By Scott Moritz
Recessions are supposed to be boom times for yard sales and flea markets, so what’s eating eBay
, the world’s largest bargain bazaar?
Ebay shares hit a new five-year low Thursday as yet another analyst weighed in on the nagging deterioration of the auction giant’s business. Morgan Stanley analyst David Joseph downgraded eBay to neutral, pointing out that there are some troubling trends contributing to the company’s drooping e-commerce market share.
With fears that the credit crisis could throw the economy into a tailspin, Wall Street has been in a bit of a selling mood of late. When analysts point to signs of strain at eBay, investors don’t seem inclined to wait and see.
Foremost among eBay’s challenges, Joseph writes, is buyers’ shifting preference in favor of easy shopping, and away from the auction format. People like features like free delivery, shopping various selections within categories, and conveniences like one-click checkout. As the go-between agent in a transaction, eBay has limited control over these features.

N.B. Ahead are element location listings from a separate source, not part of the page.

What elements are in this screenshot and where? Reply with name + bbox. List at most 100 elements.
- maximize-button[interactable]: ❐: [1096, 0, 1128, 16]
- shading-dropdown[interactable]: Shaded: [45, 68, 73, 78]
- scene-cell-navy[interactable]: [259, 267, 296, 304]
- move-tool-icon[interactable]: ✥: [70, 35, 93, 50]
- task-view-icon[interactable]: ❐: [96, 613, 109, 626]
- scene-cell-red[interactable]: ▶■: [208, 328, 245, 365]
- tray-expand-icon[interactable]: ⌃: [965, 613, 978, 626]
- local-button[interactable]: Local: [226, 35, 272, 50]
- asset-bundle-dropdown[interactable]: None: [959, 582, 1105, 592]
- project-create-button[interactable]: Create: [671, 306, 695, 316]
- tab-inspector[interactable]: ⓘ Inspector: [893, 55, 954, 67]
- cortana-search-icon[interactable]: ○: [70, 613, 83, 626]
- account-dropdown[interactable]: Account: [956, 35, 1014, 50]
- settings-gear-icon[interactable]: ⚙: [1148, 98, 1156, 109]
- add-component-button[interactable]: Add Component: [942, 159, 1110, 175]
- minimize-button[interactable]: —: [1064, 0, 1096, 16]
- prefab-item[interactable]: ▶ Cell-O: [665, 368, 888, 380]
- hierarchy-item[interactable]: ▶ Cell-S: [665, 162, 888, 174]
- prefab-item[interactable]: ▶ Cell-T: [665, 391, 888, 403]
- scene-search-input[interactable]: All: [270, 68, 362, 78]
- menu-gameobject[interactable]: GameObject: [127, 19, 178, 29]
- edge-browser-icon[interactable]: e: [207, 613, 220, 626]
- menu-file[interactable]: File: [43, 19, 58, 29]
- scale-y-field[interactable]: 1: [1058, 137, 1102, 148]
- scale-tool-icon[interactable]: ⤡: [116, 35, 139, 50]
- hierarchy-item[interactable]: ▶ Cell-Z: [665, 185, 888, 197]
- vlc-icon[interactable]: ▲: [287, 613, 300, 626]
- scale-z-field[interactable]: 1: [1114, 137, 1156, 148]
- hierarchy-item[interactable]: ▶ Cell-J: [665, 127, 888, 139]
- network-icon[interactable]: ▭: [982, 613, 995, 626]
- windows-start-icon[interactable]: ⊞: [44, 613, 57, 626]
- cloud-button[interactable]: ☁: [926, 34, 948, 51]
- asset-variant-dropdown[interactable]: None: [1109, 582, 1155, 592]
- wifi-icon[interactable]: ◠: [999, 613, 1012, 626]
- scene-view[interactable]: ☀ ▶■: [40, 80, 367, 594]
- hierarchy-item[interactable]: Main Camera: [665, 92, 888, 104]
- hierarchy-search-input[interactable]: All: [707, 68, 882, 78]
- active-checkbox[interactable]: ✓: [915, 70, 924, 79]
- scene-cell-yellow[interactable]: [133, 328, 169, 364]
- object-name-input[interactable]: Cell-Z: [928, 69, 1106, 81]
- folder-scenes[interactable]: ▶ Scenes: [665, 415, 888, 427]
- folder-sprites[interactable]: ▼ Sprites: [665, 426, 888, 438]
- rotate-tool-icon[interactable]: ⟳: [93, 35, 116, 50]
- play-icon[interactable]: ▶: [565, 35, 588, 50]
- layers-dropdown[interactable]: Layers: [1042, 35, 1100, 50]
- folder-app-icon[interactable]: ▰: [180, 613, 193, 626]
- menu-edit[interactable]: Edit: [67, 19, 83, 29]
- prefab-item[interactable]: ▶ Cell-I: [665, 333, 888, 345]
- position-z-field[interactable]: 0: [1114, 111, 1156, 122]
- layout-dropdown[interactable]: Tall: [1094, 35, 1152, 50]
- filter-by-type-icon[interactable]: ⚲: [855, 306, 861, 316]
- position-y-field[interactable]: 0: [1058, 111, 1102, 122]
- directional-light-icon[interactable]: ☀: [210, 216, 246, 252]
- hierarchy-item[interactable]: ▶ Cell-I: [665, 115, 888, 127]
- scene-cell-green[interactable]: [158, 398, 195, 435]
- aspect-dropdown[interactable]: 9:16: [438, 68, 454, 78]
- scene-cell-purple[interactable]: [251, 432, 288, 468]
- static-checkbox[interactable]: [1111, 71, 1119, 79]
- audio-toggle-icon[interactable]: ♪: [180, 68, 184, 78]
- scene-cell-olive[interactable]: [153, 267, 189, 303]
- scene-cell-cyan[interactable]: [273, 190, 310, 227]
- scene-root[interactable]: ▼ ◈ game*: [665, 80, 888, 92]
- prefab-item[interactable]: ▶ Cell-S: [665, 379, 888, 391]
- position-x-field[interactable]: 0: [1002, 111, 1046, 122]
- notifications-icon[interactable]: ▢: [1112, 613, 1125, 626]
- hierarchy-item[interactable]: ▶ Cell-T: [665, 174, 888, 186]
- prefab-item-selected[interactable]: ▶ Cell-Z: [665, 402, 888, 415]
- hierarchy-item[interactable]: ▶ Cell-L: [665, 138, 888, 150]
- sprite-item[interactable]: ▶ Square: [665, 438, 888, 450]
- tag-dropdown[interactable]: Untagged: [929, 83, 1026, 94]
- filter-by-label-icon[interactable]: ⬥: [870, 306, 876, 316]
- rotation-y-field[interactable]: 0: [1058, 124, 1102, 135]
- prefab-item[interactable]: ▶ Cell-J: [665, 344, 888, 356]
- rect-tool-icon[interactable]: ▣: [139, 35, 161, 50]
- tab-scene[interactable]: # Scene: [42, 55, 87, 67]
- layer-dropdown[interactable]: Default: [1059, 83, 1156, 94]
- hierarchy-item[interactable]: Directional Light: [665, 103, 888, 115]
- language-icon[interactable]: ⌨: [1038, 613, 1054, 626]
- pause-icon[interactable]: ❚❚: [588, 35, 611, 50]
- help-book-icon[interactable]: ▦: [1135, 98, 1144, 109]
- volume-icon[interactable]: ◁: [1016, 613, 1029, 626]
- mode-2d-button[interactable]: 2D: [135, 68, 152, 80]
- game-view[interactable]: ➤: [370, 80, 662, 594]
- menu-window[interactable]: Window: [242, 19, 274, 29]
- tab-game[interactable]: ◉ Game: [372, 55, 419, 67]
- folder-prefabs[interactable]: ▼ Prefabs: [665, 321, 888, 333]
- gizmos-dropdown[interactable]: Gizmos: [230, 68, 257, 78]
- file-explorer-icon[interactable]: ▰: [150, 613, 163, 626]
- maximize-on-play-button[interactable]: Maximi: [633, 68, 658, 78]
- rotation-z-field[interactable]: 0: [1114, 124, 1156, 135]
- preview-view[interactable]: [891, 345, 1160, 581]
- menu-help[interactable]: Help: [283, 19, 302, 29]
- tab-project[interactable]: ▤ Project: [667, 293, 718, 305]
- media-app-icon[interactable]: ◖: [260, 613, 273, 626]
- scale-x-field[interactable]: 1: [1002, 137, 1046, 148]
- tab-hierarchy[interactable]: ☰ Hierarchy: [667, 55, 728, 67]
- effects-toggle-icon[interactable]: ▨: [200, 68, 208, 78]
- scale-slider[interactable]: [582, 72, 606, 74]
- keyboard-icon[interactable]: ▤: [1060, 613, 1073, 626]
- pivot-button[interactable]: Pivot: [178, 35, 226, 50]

As the analyst notes: Ebay is at a disadvantage in its “ability to compete in buyer experience.”
Given the changing tastes among shoppers, it’s not too surprising that eBay’s market share has dropped to 17% from 19% in the past two years. It’s also not shocking that Amazon’s slice of the business has grown to 5.3% from 3.7% in the same period, according to Morgan Stanley.
Other competitors have edged in as well. Local online swap shop specialist Craiglists has its fans. And while far from a runaway success, net giant Google’s
Google Checkout purchasing system is an alternative to eBay’s PayPal service.
The weakening economy is having an impact on eBay also. Analysts point out that people are buying fewer items and at lower prices. So with less big ticket sales to add to the total tally, the overall average selling price is falling. And with the slowing sales volume in September, particularly in the U.S., eBay’s growth rate is “under pressure,” according to a Merrill Lynch report Tuesday.
To be sure, eBay has a solid position globally as the marketplace where sellers of cheap goods meet hunters of good bargains. And as a company, eBay is an upstanding financial citizen, with zero debt, $3.7 billion cash in hand, and a cash flow generation rate of $3 billion annually.
But as we saw this week with Monday’s 9% drop in the Nasdaq, even solid favorites in tech like Google, Apple
and Research in Motion
get trampled when people stampede for the exits.
Worries about eBay’s slowing growth and shifting consumer preferences certainly don’t encourage the highest bids in a market prone to panic.